The response in the Rajya Sabha did not mention the reasons for the surge in these months, but the spike came during the time the country witnessed the second wave of the Covid-19 pandemic.
This year saw the queries vacillating between 406 (February) and 847 (June), said the response to the written question by CPI Parliamentary Party leader Binoy Viswam in Rajya Sabha.

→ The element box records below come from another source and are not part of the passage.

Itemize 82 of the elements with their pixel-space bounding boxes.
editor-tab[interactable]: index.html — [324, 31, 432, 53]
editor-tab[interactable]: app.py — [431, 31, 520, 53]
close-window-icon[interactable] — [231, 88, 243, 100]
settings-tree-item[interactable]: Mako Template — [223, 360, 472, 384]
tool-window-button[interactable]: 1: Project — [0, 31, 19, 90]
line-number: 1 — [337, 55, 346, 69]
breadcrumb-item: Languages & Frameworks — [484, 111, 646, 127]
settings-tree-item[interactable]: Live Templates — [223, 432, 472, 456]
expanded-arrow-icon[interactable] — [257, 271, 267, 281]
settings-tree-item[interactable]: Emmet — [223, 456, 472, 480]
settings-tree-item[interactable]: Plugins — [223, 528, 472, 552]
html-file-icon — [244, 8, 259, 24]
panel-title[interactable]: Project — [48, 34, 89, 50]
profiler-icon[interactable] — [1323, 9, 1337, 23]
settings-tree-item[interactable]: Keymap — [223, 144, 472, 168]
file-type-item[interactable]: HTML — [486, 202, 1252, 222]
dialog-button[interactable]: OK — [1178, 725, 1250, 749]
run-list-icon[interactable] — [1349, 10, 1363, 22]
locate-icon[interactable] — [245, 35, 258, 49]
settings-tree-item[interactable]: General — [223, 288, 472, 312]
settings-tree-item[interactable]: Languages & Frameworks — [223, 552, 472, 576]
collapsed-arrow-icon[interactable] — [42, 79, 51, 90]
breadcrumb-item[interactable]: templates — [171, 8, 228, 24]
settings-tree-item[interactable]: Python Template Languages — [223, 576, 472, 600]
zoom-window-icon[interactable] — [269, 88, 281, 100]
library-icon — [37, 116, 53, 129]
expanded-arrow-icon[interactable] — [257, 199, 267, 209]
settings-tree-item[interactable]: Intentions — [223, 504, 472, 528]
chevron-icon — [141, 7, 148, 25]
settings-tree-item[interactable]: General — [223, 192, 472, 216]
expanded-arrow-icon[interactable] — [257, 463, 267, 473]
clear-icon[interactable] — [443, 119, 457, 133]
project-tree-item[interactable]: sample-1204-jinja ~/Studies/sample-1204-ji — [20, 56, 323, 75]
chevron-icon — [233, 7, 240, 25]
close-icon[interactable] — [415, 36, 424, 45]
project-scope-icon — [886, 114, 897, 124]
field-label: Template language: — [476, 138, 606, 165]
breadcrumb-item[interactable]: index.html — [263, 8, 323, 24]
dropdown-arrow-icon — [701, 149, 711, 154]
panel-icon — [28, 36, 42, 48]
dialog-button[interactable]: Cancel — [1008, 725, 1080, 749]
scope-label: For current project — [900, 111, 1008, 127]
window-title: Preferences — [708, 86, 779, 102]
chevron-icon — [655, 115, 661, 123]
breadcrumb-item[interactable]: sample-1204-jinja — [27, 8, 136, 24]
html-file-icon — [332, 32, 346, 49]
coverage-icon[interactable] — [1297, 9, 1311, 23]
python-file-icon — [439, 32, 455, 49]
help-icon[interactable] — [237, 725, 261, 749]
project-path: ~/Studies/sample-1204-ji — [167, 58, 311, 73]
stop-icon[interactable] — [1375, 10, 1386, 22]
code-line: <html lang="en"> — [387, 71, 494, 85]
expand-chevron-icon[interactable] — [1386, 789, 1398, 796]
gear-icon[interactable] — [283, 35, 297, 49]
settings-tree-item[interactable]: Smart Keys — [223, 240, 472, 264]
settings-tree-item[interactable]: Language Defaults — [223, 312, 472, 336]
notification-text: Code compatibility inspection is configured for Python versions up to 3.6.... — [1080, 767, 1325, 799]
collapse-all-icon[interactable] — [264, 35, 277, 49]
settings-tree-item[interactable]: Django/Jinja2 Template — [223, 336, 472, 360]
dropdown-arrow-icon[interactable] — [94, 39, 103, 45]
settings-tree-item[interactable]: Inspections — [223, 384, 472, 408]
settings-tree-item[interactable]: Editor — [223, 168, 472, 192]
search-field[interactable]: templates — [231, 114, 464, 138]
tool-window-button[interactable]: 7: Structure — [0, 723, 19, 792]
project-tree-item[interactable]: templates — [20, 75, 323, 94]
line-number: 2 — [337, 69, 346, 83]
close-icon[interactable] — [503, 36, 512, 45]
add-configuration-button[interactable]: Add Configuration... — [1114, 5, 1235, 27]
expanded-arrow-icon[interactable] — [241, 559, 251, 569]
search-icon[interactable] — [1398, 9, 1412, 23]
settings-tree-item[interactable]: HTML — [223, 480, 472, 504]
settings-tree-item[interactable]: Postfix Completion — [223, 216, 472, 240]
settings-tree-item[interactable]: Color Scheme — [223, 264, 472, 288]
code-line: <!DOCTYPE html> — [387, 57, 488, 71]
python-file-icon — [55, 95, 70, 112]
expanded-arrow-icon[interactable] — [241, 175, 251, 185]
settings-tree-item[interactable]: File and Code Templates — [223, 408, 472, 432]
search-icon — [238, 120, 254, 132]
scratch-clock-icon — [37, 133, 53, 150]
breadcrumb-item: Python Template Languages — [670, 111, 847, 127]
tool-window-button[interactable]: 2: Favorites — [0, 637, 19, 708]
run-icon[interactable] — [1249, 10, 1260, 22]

The Fact Check Unit, set up by the PIB in November 2019, takes cognizance of fake news relating to the Union government -- both suo-motu and by way of queries sent by citizens on its portal or through email and social media.
"The Unit responds to the relevant queries with correct and updated information related to the policies, schemes, guidelines, initiatives, etc of the Government of India," Thakur said.
"The PIB undertakes fact checking through a rigorous process involving multiple layers of cross-checking through Government Open Source information and verification from the concerned Government of India organisation," he said.
Thakur also said no Fact Check Unit has been notified by the Government under the provisions of Information Technology (Amendment) Rules, 2023. This comes against the backdrop of a controversy over the government's earlier move to assign the PIB's Fact Check Unit as the arbiter of truth under the IT rules. The move had been opposed by a section, alleging that it would give the government an upper hand and could impinge on press freedom among others.